Logo Icon

Allstate Claims Severity - My Winning Approach

This was my solution write-up for the Allstate Claims Severity competition. It originally appeared on Kaggle, but I’m reposting it here as well.

My approach

I’m really curious to hear from the rest of the top 10, but I’ll go first:

  1. First, I started with the best public script, in particular the XGBoost scripts and keras scripts that were floating around. Picking the best tuned single model didn’t seem to matter a whole lot, e.g. I used one of the the PB LB 1108 XG scripts and never got around to running the 1106 one (maybe that was my mistake!). I edited most of the keras scripts to run 10 CV folds and 10 bags, and most of the XGBoost scripts to use 10 folds and no bags.

  2. I modified each public script to generate stacked predictions, if it didn’t already. All the keras script generated stacked predictions, but I had to modify some of the XGBoost scripts to generate stacked predictions. This was key.

  3. Next, I generated a bunch of different datasets to run through those scripts. This was the part where I got a bit creative. I can go into more detail here later, but I did things like PCA on all the numeric variables, PCA on all the categorical variables, PCA on all the numeric + categorical variables, all the numeric variables differences and ratios, all the categorical variable interactions, etc.

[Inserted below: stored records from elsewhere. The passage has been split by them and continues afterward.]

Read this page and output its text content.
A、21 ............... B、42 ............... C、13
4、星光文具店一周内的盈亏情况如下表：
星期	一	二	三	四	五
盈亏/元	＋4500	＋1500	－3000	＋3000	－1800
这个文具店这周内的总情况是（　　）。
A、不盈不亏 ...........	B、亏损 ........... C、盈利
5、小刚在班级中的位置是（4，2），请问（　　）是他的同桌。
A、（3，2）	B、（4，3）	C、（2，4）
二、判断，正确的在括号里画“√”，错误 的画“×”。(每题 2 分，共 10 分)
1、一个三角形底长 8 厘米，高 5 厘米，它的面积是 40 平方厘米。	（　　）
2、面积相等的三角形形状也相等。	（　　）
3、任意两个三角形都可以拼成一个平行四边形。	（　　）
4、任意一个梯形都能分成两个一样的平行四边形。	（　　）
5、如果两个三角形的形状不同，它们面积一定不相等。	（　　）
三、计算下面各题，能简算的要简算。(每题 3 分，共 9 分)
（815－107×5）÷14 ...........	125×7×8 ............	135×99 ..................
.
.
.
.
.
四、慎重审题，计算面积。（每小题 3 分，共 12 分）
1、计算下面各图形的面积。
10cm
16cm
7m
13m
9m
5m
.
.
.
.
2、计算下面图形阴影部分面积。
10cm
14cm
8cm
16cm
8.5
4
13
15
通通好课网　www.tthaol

  4. Steps #2 and #3 were my core loop. Generate new datasets, and then run them through my XGBoost and Keras scripts to generate stacked predictions and test-set predictions. New datasets usually gave me more lift than tuning my models.

  5. After a few iterations, I’d end up with a bunch of models with stacked predictions and test-set predictions. Before any ensembling, I ran these models through wilcox.test in R, to make sure the stacked predictions were similar to the test set predictions. Anything with a p.value of less than .10 I dropped from my ensemble. Sometimes this step indicated models where I’d done something silly, like forgetting to un-transform the test-set predictions.

  6. Then I took the set of remaining stacked predictions, and ran PCA on them. I added the first PCA component to the stacked predictions and the test set predictions.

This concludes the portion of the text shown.